To fund this repayment, he said, the money had to be sourced from Petroliam Nasional Bhd amounting to RM30bil as a one-off special dividend.
“This is for repayment of the debt that the new government has inherited,” Johan said.
“If you take out the tax refunds for the projected amounts this year and the next: it tells a very different story. You will see total expenditure then actually contracting from RM286.5bil to RM277.5bil. Under normal circumstances, a savings of RM9bil or only 3% of expenditure would be a relatively easy exercise, but truth be told, historically every year in the past, we have always had an increase in the operating expenditure,” he added.
He said the reduction in operating expenditure had been due to the cutbacks in the areas of supply and services.

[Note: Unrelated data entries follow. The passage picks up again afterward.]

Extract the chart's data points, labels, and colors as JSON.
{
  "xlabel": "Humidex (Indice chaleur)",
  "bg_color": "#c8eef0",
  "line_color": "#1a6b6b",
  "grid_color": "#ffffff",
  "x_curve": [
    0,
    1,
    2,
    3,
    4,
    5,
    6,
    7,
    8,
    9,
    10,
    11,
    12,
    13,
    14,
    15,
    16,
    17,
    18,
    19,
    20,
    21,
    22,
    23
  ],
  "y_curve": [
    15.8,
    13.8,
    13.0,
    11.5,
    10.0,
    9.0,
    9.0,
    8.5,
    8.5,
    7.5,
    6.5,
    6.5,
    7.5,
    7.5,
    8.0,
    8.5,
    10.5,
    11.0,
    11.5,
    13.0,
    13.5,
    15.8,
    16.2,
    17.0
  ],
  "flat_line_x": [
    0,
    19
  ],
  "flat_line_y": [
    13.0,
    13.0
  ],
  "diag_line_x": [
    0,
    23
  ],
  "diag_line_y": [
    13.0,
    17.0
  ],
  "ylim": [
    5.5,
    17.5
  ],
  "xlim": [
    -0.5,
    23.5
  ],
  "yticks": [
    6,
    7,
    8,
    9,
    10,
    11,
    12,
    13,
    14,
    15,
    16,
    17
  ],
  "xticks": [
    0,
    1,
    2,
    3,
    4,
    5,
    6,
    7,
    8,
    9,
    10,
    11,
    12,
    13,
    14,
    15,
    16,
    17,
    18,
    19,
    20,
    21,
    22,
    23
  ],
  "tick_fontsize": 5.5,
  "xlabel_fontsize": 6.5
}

“This is why the government needs to be quite strict to review its budget in order to achieve the said reduction. There has been quite a significant cut in supply and services, resulting in some of the government programmes needing to be trimmed down,” Johan said.
He reaffirmed what Lim had said that most if not all of the increase in the budget deficit this year is due to the additional expenditure that was incurred by the previous government.
“It relates to the additional expenditure which was committed by the previous government but it was budgeted for. Some of these were special payments to civil servants in January of about RM2bil which was not provided for or others such as infrastructure commitments like the takeover of the Eastern Dispersal Link for RM1.3bil, some rail projects amounting to RM1.4bil, payments under Prasarana of RM1bil,” Johan said.
“These are some expenditure which were committed, and by putting them into the budget, then this basically resulted in the higher deficit as opposed to doing it the other way round, then some of these things would be put into off-budget items,” he added.